Silicification of microcrystalline cellulose (MCC) has previously been shown to have positive effects on the powder’s flowability and tabletability compared to plain MCC or physical blends of colloidal silicon dioxide (CSD) and MCC [1]. A further characteristic of silicified MCC (SMCC) is its specific surface area, which is approximately five times larger than that of plain MCC [1]. It was hypothesized, therefore, that SMCC might have beneficial effects in terms of blend and content uniformity via effects of interactive blending.

This study was designed to compare the blending efficacy of silicified microcrystalline cellulose and a co-processed SMCC-based multifunctional excipient to that of physical blends comprising the same nominal components. Near infrared spectroscopy (NIRS) was used to probe blend uniformity during the blending process of the excipients and a model active pharmaceutical ingredient (API), caffeine, presenting morphological and electrostatic challenges with regard to content uniformity. In addition to NIRS, both particle size analysis and scanning electron microscopy (SEM) were used to investigate the resulting blends. Content uniformity on the tableted blends, obtained by caffeine dissolution, was used to investigate the effects of differing blend uniformity on a final oral solid dosage form.
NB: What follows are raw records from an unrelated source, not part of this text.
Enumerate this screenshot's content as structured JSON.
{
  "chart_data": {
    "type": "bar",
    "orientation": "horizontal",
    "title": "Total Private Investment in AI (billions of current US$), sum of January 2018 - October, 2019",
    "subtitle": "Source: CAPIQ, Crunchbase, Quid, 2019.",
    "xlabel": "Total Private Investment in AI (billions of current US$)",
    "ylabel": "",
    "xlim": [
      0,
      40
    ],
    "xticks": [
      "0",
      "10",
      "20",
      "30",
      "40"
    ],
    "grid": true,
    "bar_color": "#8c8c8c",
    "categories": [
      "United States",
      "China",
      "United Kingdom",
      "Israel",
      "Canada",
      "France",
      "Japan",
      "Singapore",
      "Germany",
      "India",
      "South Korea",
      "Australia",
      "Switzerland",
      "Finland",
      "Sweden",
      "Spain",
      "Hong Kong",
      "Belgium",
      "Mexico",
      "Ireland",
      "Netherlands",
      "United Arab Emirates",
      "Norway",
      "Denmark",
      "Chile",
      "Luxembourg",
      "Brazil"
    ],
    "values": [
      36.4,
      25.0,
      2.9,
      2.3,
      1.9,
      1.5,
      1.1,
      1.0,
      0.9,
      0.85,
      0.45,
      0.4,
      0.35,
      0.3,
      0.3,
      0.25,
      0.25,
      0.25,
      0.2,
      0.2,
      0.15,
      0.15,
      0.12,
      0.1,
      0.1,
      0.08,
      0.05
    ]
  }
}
For this non-optimized formulation with a challenging API, use of SMCC and a co-processed SMCC-based multifunctional excipient yielded formulations with significant benefits over using standard MCC, or MCC blended with colloidal silicon dioxide (CSD). These benefits included a faster blend uniformity, prevention of particle attrition, and a reduced impact of blender type and materials. Additionally, use of silicified microcrystalline cellulose yielded formulations with increased tablet hardness and reduced ejection forces.